We’ll seek a total of $24 million in funding above the current fiscal year to execute our public safety goals along with the tools law enforcement needs such as body cameras, fleet maintenance and replacement, and court system funds to resume jury trials suspended by the pandemic.
This budget demonstrates that we can both constrain government spending while focusing resources on its core responsibilities. Compared to the budget deficit of $1.6 billion that I inherited on Day One, this budget is not only balanced but is 7 percent lower than fiscal year 2019. This is the fourth consecutive budget with lower state spending than the previous administration.
We will not propose taxes. We will not spend from our savings accounts. We will not exceed the statutory limit on the draw from the Permanent Fund Earnings Reserve.
We are doing all of this while proposing a 2022 Permanent Fund Dividend in line with my 50/50 plan that would total about $2,564 per eligible Alaskan, as well as the balance of the 2021 PFD according to the same formula that would provide an additional $1,250.
My goal has always been to put the biggest share possible of Alaska’s resource wealth in our citizens’ pockets, and to put the government on a diet.
This budget does both by limiting the government share of the Permanent Fund earnings to no more than half of the annual draw.
We can propose this from a position of strengthening fiscals and budget restraint. Among the 50 states, only Alaska and Oklahoma have been able to reduce state spending since the 2018 elections.
Thanks to better-than-forecast oil prices and production, we are on track to finish with a budget surplus for the first time since the 2012 fiscal year.
Alaskans expect their government to live within its means and live up to its responsibilities, and those are expectations I take seriously.
I also take seriously the rights of our state and Alaskans as individuals.
That’s why we’ve been on offense against federal overreach that attempts to restrict our ability to develop our resources or encroaches on our fundamental individual rights as Alaskans and Americans.
And we’re winning. Alaska joined a dozen other states to force the Biden administration to resume federal lease sales, and the Alaska Industrial Development and Export Authority is now suing to enforce the legal leases we acquired at ANWR this past January.

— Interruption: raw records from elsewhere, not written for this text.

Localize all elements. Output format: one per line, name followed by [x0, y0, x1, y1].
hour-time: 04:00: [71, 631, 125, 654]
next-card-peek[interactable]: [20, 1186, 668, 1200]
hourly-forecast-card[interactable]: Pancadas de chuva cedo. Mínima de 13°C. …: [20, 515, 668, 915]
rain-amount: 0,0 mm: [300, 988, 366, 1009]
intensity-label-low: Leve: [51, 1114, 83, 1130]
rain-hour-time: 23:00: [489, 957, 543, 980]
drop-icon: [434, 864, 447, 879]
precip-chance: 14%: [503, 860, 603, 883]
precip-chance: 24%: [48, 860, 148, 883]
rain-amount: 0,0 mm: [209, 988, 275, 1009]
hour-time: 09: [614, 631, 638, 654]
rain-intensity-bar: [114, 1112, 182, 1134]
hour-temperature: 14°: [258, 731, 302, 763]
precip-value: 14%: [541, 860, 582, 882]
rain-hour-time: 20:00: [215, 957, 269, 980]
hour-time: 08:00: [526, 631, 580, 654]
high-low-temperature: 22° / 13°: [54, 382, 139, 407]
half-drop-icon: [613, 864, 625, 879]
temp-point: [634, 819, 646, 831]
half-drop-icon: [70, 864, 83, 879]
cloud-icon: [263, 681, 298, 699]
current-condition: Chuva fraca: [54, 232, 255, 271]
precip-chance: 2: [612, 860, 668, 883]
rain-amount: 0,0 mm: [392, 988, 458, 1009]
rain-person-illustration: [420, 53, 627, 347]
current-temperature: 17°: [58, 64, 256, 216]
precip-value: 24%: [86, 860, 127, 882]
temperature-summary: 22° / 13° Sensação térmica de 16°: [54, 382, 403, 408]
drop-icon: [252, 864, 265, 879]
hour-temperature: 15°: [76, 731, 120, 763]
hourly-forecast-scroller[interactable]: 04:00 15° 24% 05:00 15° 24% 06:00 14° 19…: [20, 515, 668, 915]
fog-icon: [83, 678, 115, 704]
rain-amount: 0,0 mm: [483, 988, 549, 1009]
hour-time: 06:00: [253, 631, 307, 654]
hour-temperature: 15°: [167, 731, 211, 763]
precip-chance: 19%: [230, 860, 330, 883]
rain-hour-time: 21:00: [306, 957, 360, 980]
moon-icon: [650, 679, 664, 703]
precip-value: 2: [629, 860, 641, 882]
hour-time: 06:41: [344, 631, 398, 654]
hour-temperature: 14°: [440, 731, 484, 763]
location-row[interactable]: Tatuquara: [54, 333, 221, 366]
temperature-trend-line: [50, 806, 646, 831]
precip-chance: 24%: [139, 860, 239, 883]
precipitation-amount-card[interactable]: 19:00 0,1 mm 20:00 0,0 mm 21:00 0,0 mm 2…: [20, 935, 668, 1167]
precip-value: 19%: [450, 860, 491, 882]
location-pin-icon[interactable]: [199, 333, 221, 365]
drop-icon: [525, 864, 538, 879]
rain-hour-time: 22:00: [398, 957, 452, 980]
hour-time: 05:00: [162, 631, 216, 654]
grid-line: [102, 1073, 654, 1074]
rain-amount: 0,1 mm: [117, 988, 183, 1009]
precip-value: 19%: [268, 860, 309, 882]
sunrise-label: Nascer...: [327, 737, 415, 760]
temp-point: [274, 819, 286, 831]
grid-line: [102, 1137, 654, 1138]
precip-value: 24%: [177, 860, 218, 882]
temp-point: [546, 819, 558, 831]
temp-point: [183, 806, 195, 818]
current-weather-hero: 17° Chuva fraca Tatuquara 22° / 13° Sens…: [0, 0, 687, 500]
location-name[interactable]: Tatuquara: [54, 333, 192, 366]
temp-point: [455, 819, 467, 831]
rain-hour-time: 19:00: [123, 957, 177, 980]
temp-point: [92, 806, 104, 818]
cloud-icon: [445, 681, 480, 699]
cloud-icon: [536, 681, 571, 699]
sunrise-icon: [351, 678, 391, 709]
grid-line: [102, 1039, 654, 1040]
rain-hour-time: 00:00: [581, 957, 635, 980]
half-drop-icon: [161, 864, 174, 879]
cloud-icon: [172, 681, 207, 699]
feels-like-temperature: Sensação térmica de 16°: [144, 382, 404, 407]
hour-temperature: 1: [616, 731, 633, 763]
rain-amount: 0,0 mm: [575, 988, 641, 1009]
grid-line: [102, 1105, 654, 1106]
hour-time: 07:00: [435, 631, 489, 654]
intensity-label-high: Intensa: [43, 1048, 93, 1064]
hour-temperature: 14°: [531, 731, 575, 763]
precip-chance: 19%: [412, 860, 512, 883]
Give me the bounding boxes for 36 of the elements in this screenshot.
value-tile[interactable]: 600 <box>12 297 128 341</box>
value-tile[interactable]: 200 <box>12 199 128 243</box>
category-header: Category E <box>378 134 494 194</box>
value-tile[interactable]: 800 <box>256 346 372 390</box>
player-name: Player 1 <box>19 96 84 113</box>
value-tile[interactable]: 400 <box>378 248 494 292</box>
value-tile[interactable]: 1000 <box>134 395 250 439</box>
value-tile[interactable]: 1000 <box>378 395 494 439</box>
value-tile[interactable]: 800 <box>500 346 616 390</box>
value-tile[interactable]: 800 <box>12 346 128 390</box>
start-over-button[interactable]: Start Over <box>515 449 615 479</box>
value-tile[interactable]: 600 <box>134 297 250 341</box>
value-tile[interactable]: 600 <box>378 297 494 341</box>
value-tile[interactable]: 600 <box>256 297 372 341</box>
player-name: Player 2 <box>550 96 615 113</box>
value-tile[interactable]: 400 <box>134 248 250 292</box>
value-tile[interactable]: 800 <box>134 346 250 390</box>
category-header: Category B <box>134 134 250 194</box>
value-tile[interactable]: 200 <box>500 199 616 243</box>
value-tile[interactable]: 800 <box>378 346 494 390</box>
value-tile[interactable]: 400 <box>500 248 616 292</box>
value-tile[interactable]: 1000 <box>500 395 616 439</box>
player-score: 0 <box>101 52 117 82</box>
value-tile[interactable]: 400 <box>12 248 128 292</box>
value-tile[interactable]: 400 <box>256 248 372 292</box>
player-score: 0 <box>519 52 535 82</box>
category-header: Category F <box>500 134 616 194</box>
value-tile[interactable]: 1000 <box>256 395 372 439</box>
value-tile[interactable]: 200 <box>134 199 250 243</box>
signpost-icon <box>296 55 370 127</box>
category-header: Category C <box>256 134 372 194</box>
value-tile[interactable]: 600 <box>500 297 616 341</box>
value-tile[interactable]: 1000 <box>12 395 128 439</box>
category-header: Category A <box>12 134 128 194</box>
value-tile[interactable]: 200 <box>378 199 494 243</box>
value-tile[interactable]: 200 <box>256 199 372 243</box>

But nowhere have we been more successful than our coalition with states around the nation to shut down President Biden’s unconstitutional vaccine mandates.
Alaska and fellow liberty-minded states have won injunctions stopping the implementation of vaccine mandates on employers, on health care workers, and on federal contractors.
Some have asked me to mandate masks or vaccines; others have asked me to ban mask or vaccine mandates. Under our state constitution I have no authority to do either thing, and no Alaskan should want any governor to have that kind of power.
What I do have is the power to defend every Alaskan’s rights to make their own choices and exercise their God-given rights that are laid out in our state and federal constitutions.
An old saw is that budgets reflect values. As the Declaration of Independence states, governments are formed to secure the rights of Life, Liberty, and the Pursuit of Happiness.
I can think of no greater honor than to present a budget that reflects those values and protects those rights for every Alaskan.
As we speak today, the State of Alaska is in good shape. Oil prices and production are up, the pension gap that was recently billions of dollars has been closed, the Permanent Fund is worth more than $83 billion, and state spending is lower than it was four years ago.
These have been a difficult past few years with a recession, a 7.1 magnitude earthquake, destructive wildfires, and a pandemic, but we still have much to be thankful for because we live in the greatest state in the greatest country on the planet.
To all Alaskans, I want to wish you a Merry Christmas, a happy holiday season and a prosperous New Year.
Mike Dunleavy is the 12th governor of Alaska.